Swift believes Blonde on Blonde’s “Visions of Johanna,” which she didn’t cover on her album, is the best song Dylan ever wrote and her favorite.
“It’s an other-worldly incantation,” she explains. “I think it redefined what could be said in a song. I love it.”
Swift says she cannot choose the best album she has ever listened to but offers “some contemporary albums I’m really digging”: MJ Lenderman’s Manning Fireworks, Father John Misty’s Mahashmashana and Hand Habits’ Blue Reminder.
She then cites “a revolving set of favorite albums.” They are:
Bill Callahan’s (Smog’s) A River Ain’t Too Much to Love
Marianne Faithfull’s Rich Kid Blues
Neil Young’s On the Beach
Bob Dylan’s Infidels
Ella Fitzgerald’s Ella Sings the Gershwin Songbook
Nick Cave and the Bad Seeds’ No More Shall We Part
Gillian Welch’s Revelator
The Silver Jews’ Lookout Mountain, Lookout Sea
Roxy Music’s For Your Pleasure
The Smiths’ Strangeways Here We Come
Beck’s Seachange
The Sundays’ Reading, Writing, and Arithmetic
Elvis Costello’s Imperial Bedroom
Robyn Hitchcock’s Eye

Hitchcock has had an impressive recording career, starting with the Soft Boys in 1979 and continuing through today with numerous solo projects and bands. Like his wife Swift, he was influenced by Dylan and, in 2002, released Robyn Sings, a double album of Dylan covers.
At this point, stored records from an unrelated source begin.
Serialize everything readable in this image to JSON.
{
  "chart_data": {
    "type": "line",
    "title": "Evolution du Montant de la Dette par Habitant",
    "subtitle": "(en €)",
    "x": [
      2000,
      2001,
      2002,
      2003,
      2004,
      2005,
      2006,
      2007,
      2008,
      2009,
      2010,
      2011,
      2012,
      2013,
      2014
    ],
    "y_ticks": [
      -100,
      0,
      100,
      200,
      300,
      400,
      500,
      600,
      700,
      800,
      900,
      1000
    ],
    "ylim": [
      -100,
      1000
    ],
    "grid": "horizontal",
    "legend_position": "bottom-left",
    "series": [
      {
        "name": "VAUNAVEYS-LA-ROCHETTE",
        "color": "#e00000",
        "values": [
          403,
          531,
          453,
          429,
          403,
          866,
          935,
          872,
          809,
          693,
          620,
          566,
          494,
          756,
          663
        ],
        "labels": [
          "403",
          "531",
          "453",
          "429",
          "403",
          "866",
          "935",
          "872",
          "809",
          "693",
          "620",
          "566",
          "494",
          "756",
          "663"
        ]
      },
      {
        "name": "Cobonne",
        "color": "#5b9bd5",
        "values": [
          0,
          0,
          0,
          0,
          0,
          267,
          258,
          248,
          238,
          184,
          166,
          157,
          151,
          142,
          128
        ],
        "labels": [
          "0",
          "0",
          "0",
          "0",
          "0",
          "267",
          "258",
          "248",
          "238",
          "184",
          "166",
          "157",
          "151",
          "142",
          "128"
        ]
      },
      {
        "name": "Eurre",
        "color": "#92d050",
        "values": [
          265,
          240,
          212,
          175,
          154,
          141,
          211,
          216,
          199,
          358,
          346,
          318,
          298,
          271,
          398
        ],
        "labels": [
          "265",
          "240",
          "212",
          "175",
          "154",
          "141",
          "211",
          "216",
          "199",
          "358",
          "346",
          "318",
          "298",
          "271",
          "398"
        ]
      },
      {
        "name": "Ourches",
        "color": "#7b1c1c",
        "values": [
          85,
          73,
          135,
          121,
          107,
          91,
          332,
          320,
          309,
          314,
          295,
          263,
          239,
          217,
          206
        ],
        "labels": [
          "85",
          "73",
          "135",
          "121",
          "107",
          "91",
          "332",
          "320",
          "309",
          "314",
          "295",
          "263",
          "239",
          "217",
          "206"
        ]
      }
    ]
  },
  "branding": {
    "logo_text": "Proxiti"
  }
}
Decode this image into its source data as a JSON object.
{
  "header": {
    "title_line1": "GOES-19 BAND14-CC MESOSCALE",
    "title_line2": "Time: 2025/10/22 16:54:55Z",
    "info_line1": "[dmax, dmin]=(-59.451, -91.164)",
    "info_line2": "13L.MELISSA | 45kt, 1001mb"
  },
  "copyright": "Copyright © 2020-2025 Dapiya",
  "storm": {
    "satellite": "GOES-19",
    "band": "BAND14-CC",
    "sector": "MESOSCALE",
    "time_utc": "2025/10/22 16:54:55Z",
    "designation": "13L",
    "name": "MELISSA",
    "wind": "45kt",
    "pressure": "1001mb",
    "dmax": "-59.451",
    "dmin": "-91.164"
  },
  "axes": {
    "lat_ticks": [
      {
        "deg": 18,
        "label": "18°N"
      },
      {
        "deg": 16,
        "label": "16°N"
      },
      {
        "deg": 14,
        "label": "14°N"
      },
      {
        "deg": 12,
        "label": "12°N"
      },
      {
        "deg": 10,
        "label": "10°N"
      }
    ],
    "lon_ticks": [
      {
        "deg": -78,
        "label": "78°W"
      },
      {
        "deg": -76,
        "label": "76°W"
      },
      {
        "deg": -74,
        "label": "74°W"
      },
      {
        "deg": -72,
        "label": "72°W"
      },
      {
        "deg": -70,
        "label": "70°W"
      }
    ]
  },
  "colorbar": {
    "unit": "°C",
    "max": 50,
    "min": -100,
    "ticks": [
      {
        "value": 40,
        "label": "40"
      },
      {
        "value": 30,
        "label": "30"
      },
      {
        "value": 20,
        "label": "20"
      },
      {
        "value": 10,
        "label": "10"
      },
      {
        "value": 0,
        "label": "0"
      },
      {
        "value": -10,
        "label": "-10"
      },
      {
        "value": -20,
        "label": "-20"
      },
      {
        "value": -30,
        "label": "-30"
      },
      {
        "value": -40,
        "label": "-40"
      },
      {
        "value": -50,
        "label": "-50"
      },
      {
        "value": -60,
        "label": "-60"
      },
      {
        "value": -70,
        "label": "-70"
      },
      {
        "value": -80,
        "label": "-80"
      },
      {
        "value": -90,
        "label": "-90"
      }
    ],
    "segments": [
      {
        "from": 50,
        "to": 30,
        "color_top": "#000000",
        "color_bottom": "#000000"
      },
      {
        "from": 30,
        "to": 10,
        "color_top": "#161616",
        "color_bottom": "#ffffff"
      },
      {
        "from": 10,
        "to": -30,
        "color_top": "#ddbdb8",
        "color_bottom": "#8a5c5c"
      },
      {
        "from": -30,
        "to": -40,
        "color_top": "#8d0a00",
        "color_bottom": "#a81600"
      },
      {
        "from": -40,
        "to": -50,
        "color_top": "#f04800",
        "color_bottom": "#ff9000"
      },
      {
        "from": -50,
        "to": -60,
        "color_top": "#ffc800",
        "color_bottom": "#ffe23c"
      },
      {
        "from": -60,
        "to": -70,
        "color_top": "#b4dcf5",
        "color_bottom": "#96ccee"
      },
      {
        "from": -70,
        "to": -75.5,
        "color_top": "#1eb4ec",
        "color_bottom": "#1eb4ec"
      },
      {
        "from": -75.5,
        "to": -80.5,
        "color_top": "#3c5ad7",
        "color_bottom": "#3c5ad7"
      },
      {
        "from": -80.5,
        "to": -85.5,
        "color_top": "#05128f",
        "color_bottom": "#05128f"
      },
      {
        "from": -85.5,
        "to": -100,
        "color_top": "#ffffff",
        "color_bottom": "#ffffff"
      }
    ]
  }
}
So, I ask Swift if Hitchcock’s love for Dylan helped shape her Blonde on the Tracks album and how he has impacted her music overall.
“Robyn’s a brilliant songwriter and a chaotic, lovable personality to be around,” she says. “I adore him. He’s a helpful sounding board, but, artistically, I make my own choices. We have similar music tastes, but we’re not always in cahoots. Where he speaks fluent Syd Barrett, I am much more into Neil Young. We both like 1960s folk, but he’s into Martin Carthy, and I’m into Sandy Denny. I don’t think his influence on the Dylan album is as important as his influence on showing me how to live a creative life. He’s an art for art’s sake person, which is a tremendous way to be.”
Another singer-songwriter, Martha Wainwright, the daughter of Loudon Wainwright and Kate McGarrigle, had a big influence on Swift.
“I think seeing Martha Wainwright in a small club in Sydney in the mid-2000s was hugely influential in making me want to go out and sing songs,” Swift says. “I like her passionate intensity — the folk-chanteuse thing. It’s very appealing to me.”